Wilson believes the script could have been a kind of legal trap, and that this disclaimer – if read, recorded and sent back – could have handed over the rights to his vocal likeness, allowing the scammer to feed the tape into voice cloning AI that would then create a computerised robot voice based on the timbre of his voice. This isn’t particularly far fetched. According to Professor Johanna Gibson, Herchel Smith Professor of Intellectual Property Law at Queen Mary, University of London, it’s difficult to say straight-off-the-bat what the legal reality of a disclaimer in an audition script would look like in practice.
“The disclaimer might not be valid on the grounds it was based on a misrepresentation by the ‘scammer’,” she says. “If the disclaimer was the result of misrepresentation then it would be voidable, [meaning] the narrator could terminate it. However, merely not understanding the consequences of a disclaimer is not likely to help the narrator – unless the scammer knew the narrator did not understand what was being signed, and even then it is tricky.”
From a technological standpoint, it’s also less far-fetched than it sounds. Tim McSmythers runs the popular audio deepfake YouTube account Speaking of AI. He says pre-trained models for creating this kind of voice AI exist, and are relatively accessible. For now, though, getting an AI impersonation of a human to broadcast quality remains a rare ability. “To be honest, it’s much easier to just get… a professional to come in and say, ‘Read that chapter and I’ll give you some notes.’”
If a scammer was looking to take Wilson’s vocal likeness, it’s unlikely this was for the purposes of making future audiobooks.

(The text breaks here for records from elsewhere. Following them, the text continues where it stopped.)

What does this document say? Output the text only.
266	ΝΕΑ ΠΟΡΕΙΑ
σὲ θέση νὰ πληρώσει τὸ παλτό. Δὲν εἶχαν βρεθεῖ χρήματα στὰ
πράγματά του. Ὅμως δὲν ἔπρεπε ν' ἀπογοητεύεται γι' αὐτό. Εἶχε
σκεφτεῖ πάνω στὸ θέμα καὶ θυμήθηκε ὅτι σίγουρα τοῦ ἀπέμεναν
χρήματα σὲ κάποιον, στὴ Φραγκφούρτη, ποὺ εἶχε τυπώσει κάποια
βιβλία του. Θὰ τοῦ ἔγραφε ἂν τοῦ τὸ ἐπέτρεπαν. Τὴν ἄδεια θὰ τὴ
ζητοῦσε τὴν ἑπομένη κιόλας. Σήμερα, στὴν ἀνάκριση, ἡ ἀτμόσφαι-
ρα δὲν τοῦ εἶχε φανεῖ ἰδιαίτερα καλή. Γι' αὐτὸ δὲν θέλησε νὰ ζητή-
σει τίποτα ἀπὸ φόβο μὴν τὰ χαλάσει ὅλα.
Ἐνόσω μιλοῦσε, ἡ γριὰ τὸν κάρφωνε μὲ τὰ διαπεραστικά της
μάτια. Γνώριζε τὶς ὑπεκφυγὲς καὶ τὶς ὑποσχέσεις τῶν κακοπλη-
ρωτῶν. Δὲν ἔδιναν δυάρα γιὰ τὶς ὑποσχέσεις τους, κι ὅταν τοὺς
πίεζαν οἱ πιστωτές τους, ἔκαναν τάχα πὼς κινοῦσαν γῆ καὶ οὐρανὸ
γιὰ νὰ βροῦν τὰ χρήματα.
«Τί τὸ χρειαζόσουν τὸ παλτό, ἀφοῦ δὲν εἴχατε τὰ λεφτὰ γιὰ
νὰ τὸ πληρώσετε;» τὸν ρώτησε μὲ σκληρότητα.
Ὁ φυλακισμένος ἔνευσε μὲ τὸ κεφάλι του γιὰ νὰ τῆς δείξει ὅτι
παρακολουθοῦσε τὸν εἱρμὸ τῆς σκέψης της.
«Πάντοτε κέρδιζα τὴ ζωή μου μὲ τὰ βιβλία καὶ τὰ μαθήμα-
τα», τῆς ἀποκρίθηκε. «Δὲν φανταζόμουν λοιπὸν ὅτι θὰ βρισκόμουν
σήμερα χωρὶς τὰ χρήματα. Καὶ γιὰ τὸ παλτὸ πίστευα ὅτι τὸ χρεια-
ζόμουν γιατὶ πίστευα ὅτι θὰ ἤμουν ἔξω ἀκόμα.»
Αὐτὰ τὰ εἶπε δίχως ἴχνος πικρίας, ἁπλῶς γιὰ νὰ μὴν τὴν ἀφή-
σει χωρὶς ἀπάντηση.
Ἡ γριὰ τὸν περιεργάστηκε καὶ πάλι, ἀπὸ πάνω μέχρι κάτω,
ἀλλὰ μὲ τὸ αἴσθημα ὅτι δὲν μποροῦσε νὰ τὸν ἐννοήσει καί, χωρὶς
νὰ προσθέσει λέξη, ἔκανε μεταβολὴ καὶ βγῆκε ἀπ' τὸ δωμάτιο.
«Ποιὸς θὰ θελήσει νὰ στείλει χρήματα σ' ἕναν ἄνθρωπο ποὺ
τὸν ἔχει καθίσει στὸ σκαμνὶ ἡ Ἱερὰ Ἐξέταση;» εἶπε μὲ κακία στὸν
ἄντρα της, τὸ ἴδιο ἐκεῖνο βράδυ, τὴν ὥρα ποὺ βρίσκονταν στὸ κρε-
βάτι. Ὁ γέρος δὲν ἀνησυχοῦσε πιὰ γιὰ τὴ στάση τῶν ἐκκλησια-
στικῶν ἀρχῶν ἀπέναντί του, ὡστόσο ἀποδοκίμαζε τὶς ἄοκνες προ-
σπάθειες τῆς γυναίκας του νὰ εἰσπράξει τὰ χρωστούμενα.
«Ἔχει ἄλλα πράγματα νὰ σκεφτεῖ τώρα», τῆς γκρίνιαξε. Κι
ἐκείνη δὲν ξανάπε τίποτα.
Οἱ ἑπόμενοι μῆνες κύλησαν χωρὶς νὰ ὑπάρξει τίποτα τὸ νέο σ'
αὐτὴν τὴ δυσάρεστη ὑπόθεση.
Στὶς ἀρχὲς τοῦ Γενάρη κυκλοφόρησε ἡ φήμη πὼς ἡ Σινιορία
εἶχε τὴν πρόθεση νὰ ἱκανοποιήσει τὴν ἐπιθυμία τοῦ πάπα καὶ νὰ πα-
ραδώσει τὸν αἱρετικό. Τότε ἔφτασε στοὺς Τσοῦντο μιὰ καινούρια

That said, a technological breakthrough could be on the horizon.
It’s difficult to say how much more subtly strange the scams around audiobooks will go on to become in the months and years ahead. They might seem like the most wholesome, analogue form of digital media there is, but nothing is sacred on the internet.
UPDATE 23/02/21: This piece has been updated to include further comment from Audible.